Christchurch City Council convened a working party in 1983 and that group recommended for Victoria Street to be removed, and a tourist hotel be built in the north-west corner of Victoria Square. Whilst there was extensive public consultation on the proposed changes to the layout of Victoria Square, the public was not consulted about the hotel proposal. The city's architect suggested that an L-shaped building be appropriate for the corner site. An architectural competition was called for that received much attention from domestic and overseas firms. Five proposals were short-listed and more detailed plans invited. Those plans were provided by Air New Zealand, DFC New Zealand Limited, Sheraton Hotels, developers Paynter & Hamilton (brothers-in-law Albert Paynter and Hugh Hamilton), and Southern Pacific Hotels Corporation (SPHC). The latter, the Australian-based parent company of Travelodge, had engaged Warren and Mahoney as their architect, and their proposal was chosen in September 1984. Part of the proposal was to use the hotel as a convention centre in conjunction with the adjacent town hall, and to connect the two buildings via a pedestrian bridge at first floor level.

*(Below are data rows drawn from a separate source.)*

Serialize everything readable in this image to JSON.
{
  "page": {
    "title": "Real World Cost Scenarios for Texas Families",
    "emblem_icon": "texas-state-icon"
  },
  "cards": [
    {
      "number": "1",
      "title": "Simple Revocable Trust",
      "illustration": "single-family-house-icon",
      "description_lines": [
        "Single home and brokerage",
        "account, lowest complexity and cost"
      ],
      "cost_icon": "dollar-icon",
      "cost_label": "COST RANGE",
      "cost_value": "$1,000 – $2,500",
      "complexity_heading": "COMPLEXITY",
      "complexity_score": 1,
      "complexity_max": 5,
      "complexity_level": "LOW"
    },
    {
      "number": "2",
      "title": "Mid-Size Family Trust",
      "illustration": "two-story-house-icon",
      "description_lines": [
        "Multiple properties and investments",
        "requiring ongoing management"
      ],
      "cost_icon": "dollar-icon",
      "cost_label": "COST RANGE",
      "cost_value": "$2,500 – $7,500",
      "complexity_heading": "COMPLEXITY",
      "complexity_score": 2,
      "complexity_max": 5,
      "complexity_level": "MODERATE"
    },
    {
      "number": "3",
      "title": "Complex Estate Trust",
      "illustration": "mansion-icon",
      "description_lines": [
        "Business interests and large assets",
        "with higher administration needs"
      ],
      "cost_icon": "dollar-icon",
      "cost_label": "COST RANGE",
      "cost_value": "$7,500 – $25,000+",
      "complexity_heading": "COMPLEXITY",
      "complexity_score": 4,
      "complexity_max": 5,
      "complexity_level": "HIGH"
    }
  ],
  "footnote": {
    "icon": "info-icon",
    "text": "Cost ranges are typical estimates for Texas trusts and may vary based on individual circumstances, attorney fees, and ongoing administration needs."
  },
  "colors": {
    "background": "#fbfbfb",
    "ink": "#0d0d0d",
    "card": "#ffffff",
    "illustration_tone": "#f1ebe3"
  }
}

While the Parkroyal was under construction, the changes to Victoria Square were constructed, based on the 1983 concept plan that was adhered to in all its main features. The landscape architects had chosen a plan with contoured earth mounds, and a meandering path towards the Avon River bridge; an earlier idea was to keep the symmetry of Victoria Square with a future pathway, in place of the road, going straight to the civic offices. But with a private building established there instead, the 1983 concept plan showed a meandering path that was seen as more appropriate. A large amphitheatre between the bridge and the hotel was allowed for. The Parkroyal was formally opened in early October 1988, and this was followed two weeks later, on 16 October, by the opening of stage I of the Victoria Square redevelopment. Stage II of Victoria Square was formally opened on 8 October 1989, with poor weather forcing the ceremony and speeches to move into the adjacent town hall.

Following damage from the 2011 Christchurch earthquake, the hotel was demolished by April–May 2012. The Crowne Plaza group secured a lease in the Forsyth Barr Building at the opposite end of Victoria Square where it reopened in late 2017.